What hospitals charge in and around the nation's second-largest city varies widely, according to the Los Angeles Times. As an example:
- Centinela Hospital Medical Center in Inglewood charged an average of $237,063.
- Kaiser Permanente's West Los Angeles Medical Center charged just $39,059.
But Medicare paid both hospitals just a fraction of their charges, $17,609 for Centinela and $12,457 to Kaiser.
The disparities, the newspaper reported, between the hospitals are also out of line for the Medicare national average of joint replacement surgery charges, which is at $54,239.

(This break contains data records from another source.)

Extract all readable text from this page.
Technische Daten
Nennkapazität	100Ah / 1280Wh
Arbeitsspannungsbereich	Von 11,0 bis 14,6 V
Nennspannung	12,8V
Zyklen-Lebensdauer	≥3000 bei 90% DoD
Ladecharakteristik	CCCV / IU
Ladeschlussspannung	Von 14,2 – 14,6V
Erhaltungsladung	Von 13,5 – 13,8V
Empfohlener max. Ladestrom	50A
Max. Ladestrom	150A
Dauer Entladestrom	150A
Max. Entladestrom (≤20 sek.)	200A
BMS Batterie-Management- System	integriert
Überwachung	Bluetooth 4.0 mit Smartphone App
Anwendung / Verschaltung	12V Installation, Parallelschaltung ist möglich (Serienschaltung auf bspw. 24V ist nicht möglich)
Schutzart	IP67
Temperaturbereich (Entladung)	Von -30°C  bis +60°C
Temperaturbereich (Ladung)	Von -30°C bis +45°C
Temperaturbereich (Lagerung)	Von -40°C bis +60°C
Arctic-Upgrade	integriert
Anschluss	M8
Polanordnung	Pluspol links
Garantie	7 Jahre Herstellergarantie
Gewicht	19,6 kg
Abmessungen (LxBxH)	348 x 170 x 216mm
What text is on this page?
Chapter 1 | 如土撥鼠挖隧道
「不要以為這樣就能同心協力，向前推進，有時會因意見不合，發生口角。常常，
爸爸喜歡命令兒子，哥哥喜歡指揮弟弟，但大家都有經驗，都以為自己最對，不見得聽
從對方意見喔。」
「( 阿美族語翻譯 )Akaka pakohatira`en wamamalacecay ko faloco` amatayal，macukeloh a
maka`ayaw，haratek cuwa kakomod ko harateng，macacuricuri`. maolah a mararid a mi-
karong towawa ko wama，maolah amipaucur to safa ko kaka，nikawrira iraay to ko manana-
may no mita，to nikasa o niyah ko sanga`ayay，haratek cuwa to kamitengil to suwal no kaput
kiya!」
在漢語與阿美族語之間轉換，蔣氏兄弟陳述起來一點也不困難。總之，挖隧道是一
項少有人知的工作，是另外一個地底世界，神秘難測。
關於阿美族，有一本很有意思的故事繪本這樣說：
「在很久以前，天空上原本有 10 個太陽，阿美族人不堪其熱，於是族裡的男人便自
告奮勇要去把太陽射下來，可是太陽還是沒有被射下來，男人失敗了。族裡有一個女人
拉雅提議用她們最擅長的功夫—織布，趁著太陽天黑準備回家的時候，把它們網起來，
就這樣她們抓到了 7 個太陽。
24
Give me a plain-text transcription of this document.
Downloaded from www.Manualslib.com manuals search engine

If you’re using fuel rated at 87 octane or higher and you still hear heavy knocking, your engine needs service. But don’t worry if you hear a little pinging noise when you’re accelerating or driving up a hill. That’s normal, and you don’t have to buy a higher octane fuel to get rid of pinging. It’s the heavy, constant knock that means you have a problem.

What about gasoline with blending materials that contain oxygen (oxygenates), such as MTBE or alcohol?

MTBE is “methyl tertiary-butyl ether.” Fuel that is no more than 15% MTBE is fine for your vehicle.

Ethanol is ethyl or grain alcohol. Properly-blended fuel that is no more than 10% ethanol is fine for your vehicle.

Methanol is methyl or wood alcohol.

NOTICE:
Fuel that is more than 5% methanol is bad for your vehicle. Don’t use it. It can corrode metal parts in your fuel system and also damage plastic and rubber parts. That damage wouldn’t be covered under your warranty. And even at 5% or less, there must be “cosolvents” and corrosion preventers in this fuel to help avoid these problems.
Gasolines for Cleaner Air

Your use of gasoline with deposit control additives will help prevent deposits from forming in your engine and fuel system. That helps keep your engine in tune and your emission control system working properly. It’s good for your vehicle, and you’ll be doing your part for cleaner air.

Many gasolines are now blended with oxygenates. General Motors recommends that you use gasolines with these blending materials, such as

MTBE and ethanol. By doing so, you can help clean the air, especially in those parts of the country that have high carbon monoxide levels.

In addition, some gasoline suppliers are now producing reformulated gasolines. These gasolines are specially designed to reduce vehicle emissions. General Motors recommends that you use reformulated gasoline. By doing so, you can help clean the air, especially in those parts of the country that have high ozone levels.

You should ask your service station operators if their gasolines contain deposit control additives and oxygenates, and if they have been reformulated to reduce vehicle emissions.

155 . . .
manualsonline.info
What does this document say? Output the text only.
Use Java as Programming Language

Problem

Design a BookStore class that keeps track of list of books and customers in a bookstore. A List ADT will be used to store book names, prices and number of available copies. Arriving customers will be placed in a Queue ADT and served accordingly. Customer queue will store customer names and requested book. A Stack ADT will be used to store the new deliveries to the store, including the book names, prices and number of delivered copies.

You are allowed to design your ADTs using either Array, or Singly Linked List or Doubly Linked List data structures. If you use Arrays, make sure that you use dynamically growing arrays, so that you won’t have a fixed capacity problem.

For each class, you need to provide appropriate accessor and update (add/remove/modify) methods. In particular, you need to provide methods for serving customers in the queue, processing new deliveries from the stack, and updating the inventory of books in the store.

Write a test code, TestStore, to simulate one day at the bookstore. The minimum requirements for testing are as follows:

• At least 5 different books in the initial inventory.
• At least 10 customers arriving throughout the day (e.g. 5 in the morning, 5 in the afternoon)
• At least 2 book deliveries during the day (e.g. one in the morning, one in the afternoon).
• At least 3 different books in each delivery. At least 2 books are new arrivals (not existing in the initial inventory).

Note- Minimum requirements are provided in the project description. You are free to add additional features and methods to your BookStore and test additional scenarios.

Centinela Hospital is owned by for-profit hospital operator Prime Healthcare Services, which runs a business model that tends to focus on maximizing revenue. But a company spokesperson told the L.A. Times that billed charges are "misleading, confusing and in many cases inaccurate." Kaiser Permanente is a not-for-profit healthcare system.
Joint replacement surgeries are the most common procedure undertaken in hospitals for which Medicare is billed, paying out $6.6 billion in 2013. And like what hospitals charge for the procedure, the rates for which Medicare enrollees undergo such a surgery also varies widely by geography, according to NBC News.
A reference pricing initiative launched by the California Public Employees Retirement System showed some success in reducing the costs for joint replacement surgeries.
The Centers for Medicare & Medicaid Services began releasing Part B billing information about a year ago, with the most recent release occurring earlier this week, although it remains to be seen whether such pricing has an impact on patients and the care decisions they make.